177816 Sustainable school counselor-led drumming for improving social and emotional well-being in 5th grade Latino students

Tuesday, October 28, 2008

Ping Ho, MA, MPH , Pediatric Pain Program, Department of Pediatrics, David Geffen School of Medicine, UCLA, Santa Monica, CA
Jennie C. I. Tsao, PhD , Pediatric Pain Program, Department of Pediatrics, David Geffen School of Medicine, UCLA, Los Angeles, CA
Lian Bloch, MA , Clinical Science Program, Department of Psychology, University of California, Berkeley, Berkeley, CA
Lonnie K. Zeltzer, MD , Pediatric Pain Program, Department of Pediatrics, David Geffen School of Medicine, UCLA, Los Angeles, CA
Latino youth experience social-emotional problems linked to poverty, which are exacerbated by lack of access to and utilization of care. Drumming is a nonverbal and universal activity that builds upon salutary components of Latino culture – cooperation and affiliation – and does not bear the stigma of therapy. A pretest-posttest nonequivalent control group design was used to assess the effects of 12 weeks of asset-based, school counselor-led drumming on social-emotional well-being in two fifth-grade intervention classrooms vs. two standard education control classrooms. The drumming protocol, delivered weekly for 40 minutes, included a therapeutic dimension involving guided interaction, self-disclosure, and reflection. Teachers completed a 113-item Teacher's Report Form for each of 101 participants (N = 54 experimental, N = 47 control, 97% socioeconomically disadvantaged, 91% Latino, 46.5% male, 53.5% female, mean age 10.5 years, range 10-12). There was 100% retention. ANOVA testing showed that intervention classrooms improved significantly in: withdrawn/depression (p < .02), attention problems (p < .01), inattention (p < .001), sluggish cognitive tempo (p < .001), post-traumatic stress problems (p < .01), internalizing problems (p < .02), and total problems (p < .01); and in DSM-oriented subscales: anxiety problems (p < .01), attention deficit/hyperactivity problems (p < .01), inattention (p < .001), and oppositional defiant problems (p < .03). This program is feasible and sustainable. It can increase student-counselor interaction and provide a cost-effective alternative to traditional counseling methods that lose efficacy as students approach middle school. These findings also challenge educational policy that undervalues the importance of the arts.

Learning Objectives:
1. Identify two barriers to mental health care among Latino youth and four ways in which drumming is culturally appropriate. 2. Describe the protocol for a sustainable program of school counselor-led drumming for increasing social and emotional well-being in 5th grade Latino youth. 3.Explain how this protocol is potentially beneficial to 5th grade Latino youth.

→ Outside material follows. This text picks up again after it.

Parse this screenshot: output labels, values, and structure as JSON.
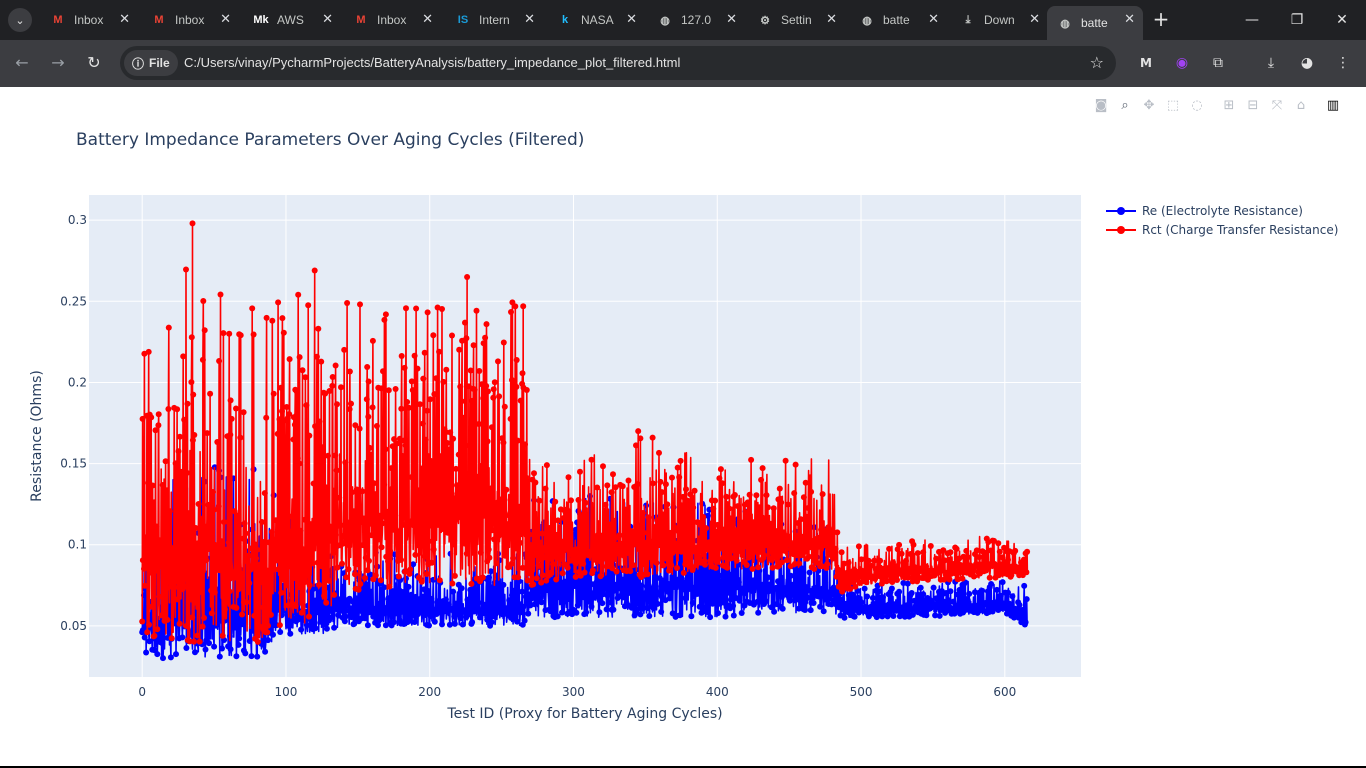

Keywords: Latino Mental Health, School-Based Programs

Presenting author's disclosure statement:

Qualified on the content I am responsible for because: I was the principal investigator as well as project manager for the study.
Any relevant financial relationships? No

I agree to comply with the American Public Health Association Conflict of Interest and Commercial Support Guidelines, and to disclose to the participants any off-label or experimental uses of a commercial product or service discussed in my presentation.